Hierdoor kan uw organisatie kiezen voor een gemeenschappelijke gedeelde aanmelding voor alle gebruikers, zodat gebruikers geen individuele inloggegevens hoeven te beheren.
-
Schakel het selectievakje Accountgegevens opslaan uit om te voorkomen dat de velden Gebruikersnaam en Wachtwoord worden opgeslagen in het configuratiebestand en in plaats daarvan de gebruiker te verplichten deze gegevens in te voeren telkens wanneer de software probeert de WMS of WFS data te laden.
Hierdoor kan uw organisatie de verbeterde beveiliging gebruiken, waarbij elke individuele gebruiker moet inloggen en op individueel niveau toegang moet krijgen tot elke feature service.
-
-
Nadat u de juiste gegevens hebt ingevoerd, tikt u op Test om de ontvangst van een geldig aanmeldings-token te bevestigen. Een bericht bevestigt dat de software met de server kan communiceren, of dat er een probleem is.

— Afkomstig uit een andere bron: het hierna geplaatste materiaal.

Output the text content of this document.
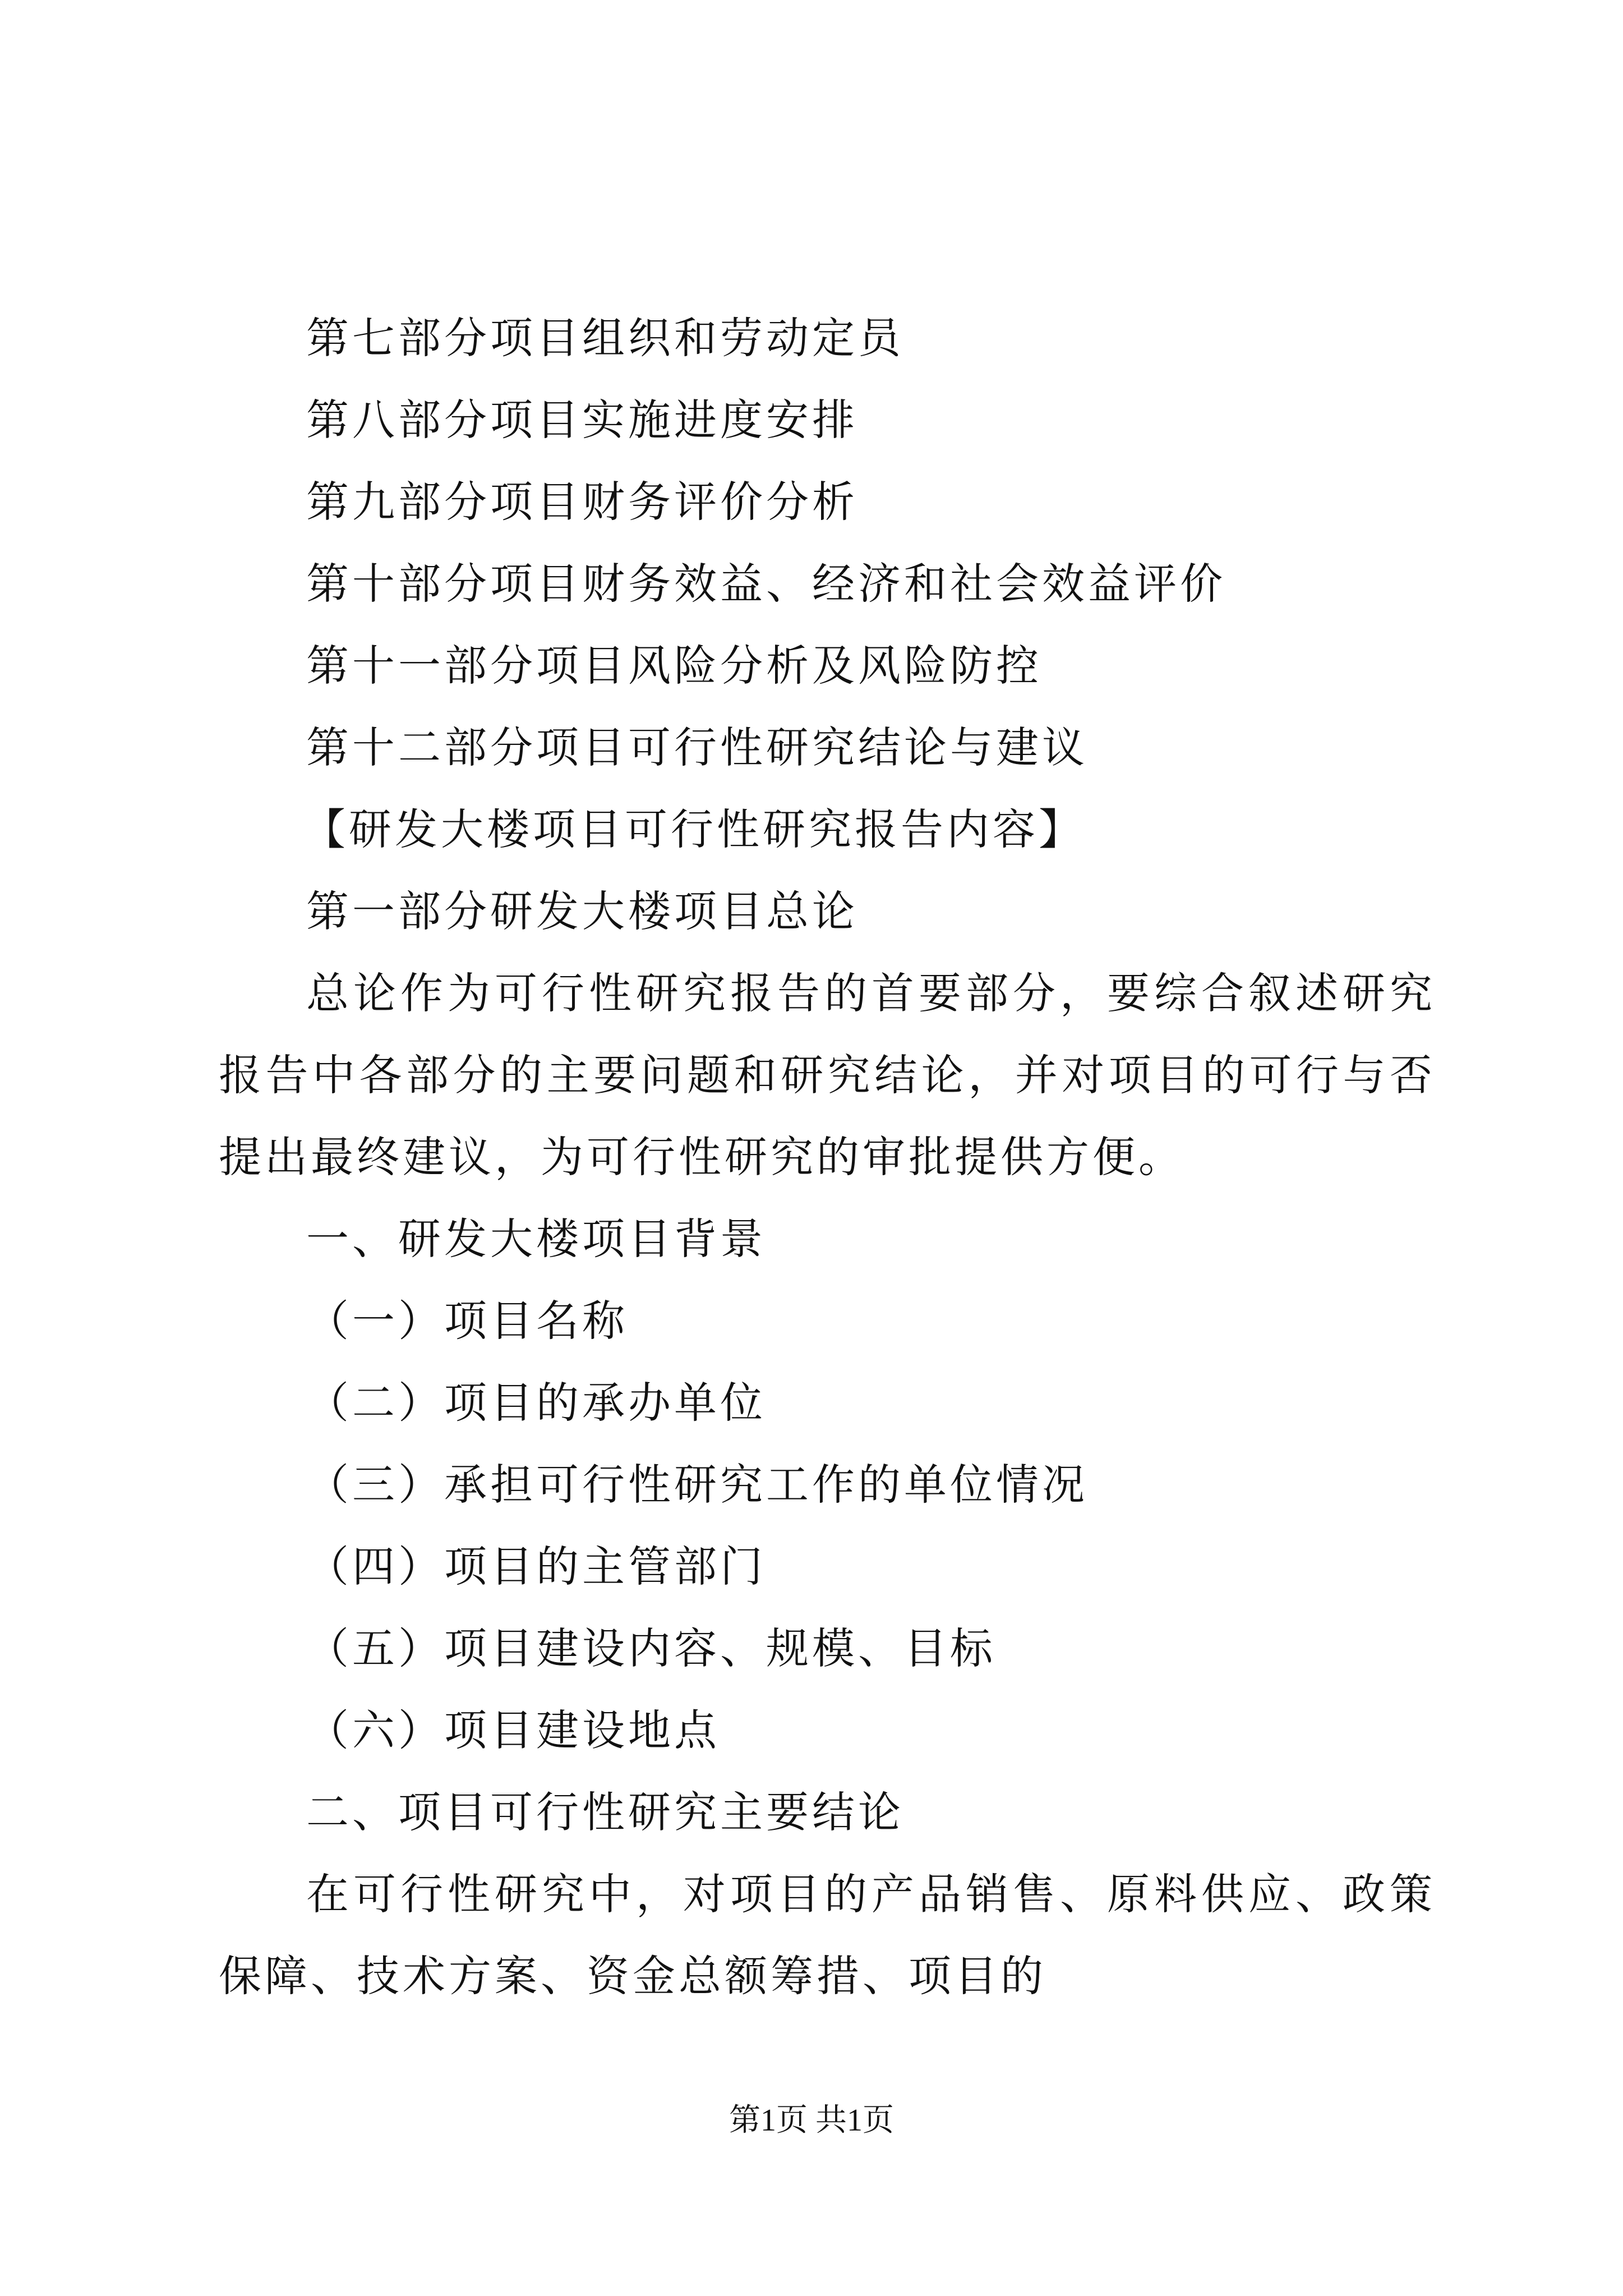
第七部分项目组织和劳动定员
第八部分项目实施进度安排
第九部分项目财务评价分析
第十部分项目财务效益、经济和社会效益评价
第十一部分项目风险分析及风险防控
第十二部分项目可行性研究结论与建议
【研发大楼项目可行性研究报告内容】
第一部分研发大楼项目总论
总论作为可行性研究报告的首要部分，要综合叙述研究报告中各部分的主要问题和研究结论，并对项目的可行与否提出最终建议，为可行性研究的审批提供方便。
一、研发大楼项目背景
（一）项目名称
（二）项目的承办单位
（三）承担可行性研究工作的单位情况
（四）项目的主管部门
（五）项目建设内容、规模、目标
（六）项目建设地点
二、项目可行性研究主要结论
在可行性研究中，对项目的产品销售、原料供应、政策保障、技术方案、资金总额筹措、项目的
第1页 共1页
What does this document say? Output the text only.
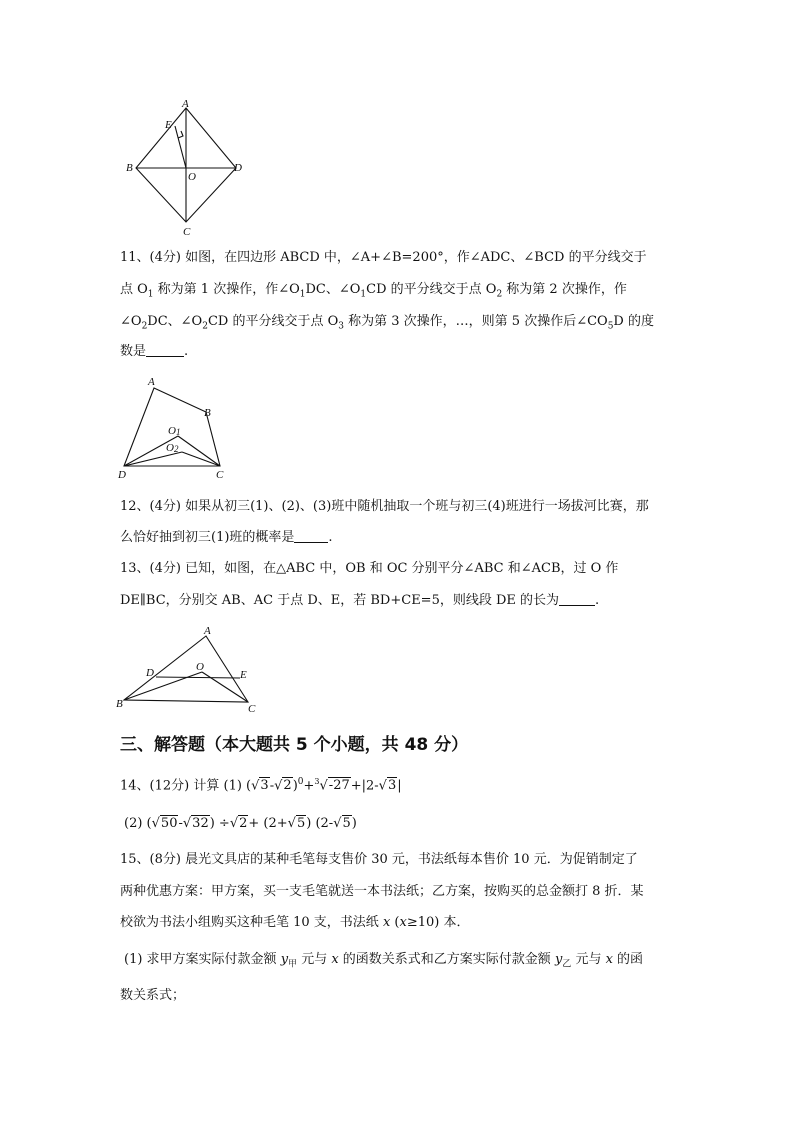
A
E
B
O
D
C
11、(4分) 如图，在四边形 ABCD 中，∠A+∠B=200°，作∠ADC、∠BCD 的平分线交于
点 $O_1$ 称为第 1 次操作，作$\angle O_1DC$、$\angle O_1CD$ 的平分线交于点 $O_2$ 称为第 2 次操作，作
$\angle O_2DC$、$\angle O_2CD$ 的平分线交于点 $O_3$ 称为第 3 次操作，…，则第 5 次操作后$\angle CO_5D$ 的度
数是	.
A
B
O1
O2
D	C
12、(4分) 如果从初三(1)、(2)、(3)班中随机抽取一个班与初三(4)班进行一场拔河比赛，那
么恰好抽到初三(1)班的概率是	.
13、(4分) 已知，如图，在△ABC 中，OB 和 OC 分别平分∠ABC 和∠ACB，过 O 作
DE∥BC，分别交 AB、AC 于点 D、E，若 BD+CE=5，则线段 DE 的长为	.
A
O
D	E
B	C
三、解答题（本大题共 5 个小题，共 48 分）
14、(12分) 计算 (1) $(√3-√2)^0+^3√-27+|2-√3|$
(2) (√50-√32) ÷√2+ (2+√5) (2-√5)
15、(8分) 晨光文具店的某种毛笔每支售价 30 元，书法纸每本售价 10 元．为促销制定了
两种优惠方案：甲方案，买一支毛笔就送一本书法纸；乙方案，按购买的总金额打 8 折．某
校欲为书法小组购买这种毛笔 10 支，书法纸 x (x≥10) 本．
(1) 求甲方案实际付款金额 $y_甲$ 元与 x 的函数关系式和乙方案实际付款金额 $y_乙$ 元与 x 的函
数关系式；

Nadat u de URL voor een WFS hebt ingevoerd, configureert u de overige instellingen voor de webkaart:
-
Controleer of in het veld Coördinatensysteem de juiste EPSG-code wordt weergegeven. De EPSG-codes in de lijst worden aangeleverd door de WFS. Trimble Access selecteert de meest waarschijnlijke EPSG-code die moet worden gebruikt, op basis van data die al in de job aanwezig is.
De EPSG-code moet passen bij het coördinatensysteem en de zone van de job. Als u niet zeker bent van de juiste EPSG-code voor het coördinatensysteem en de zone die u gebruikt, gaat u naar de EPSG.io website: epsg.io/.
-
Selecteer in het veld Bounding box type het formaat en volgorde van de coördinaten die door de bounding box functie worden gebruikt.
Web feature services die gebruik maken van de oudere OGC WFS 1.1.0 standaard vereisten vaak bounding box coördinaten in omgekeerde breedte- en lengtegraad coördinaten volgorde.
- Het veld Bounding box EPSG verzenden bepaalt of de bounding box coördinaten EPSG aan de ophaal aanvraag van de bounding box wordt toegevoegd. Deze instelling hoeft maar zelden te worden aangepast en als u het niet zeker weet, laat deze dan op Ja (standaard) staan.
-
Schakel het selectievakje As volgorde omkeren in om de coördinaten volgorde van ontvangen feature data om te keren.
Web feature services die gebruik maken van de OGC WFS-standaard en data in GML-formaat aanleveren, vereisen vaak een omgekeerde coördinaten volgorde.
- Als de WFS vereist dat gebruikers inloggen om de service te gebruiken, selecteert u de verificatiemethode in het veld Inlogmethode en voert u vervolgens de vereiste gegevens in. Zie De aanmeld methode voor de web service configureren verderop voor meer informatie.
- Druk op Vlgnd.
- Voer de naam van het .wfs bestand in dat u wilt aanmaken op basis van dit exemplaar van de WFS en selecteer vervolgens de geogerefereerde vectorlagen van de WFS die u wilt opnemen. Tik op Alles of Geen om snel alle lagen te (de)selecteren en tik vervolgens op afzonderlijke lagen in de lijst om de selectie te wijzigen. Druk op Vlgnd.
-
Gebruik de kaartwerkbalk om de kaart te zoomen en te pannen tot de gewenste omvang en tik vervolgens op Start om de data naar het bestand te downloaden.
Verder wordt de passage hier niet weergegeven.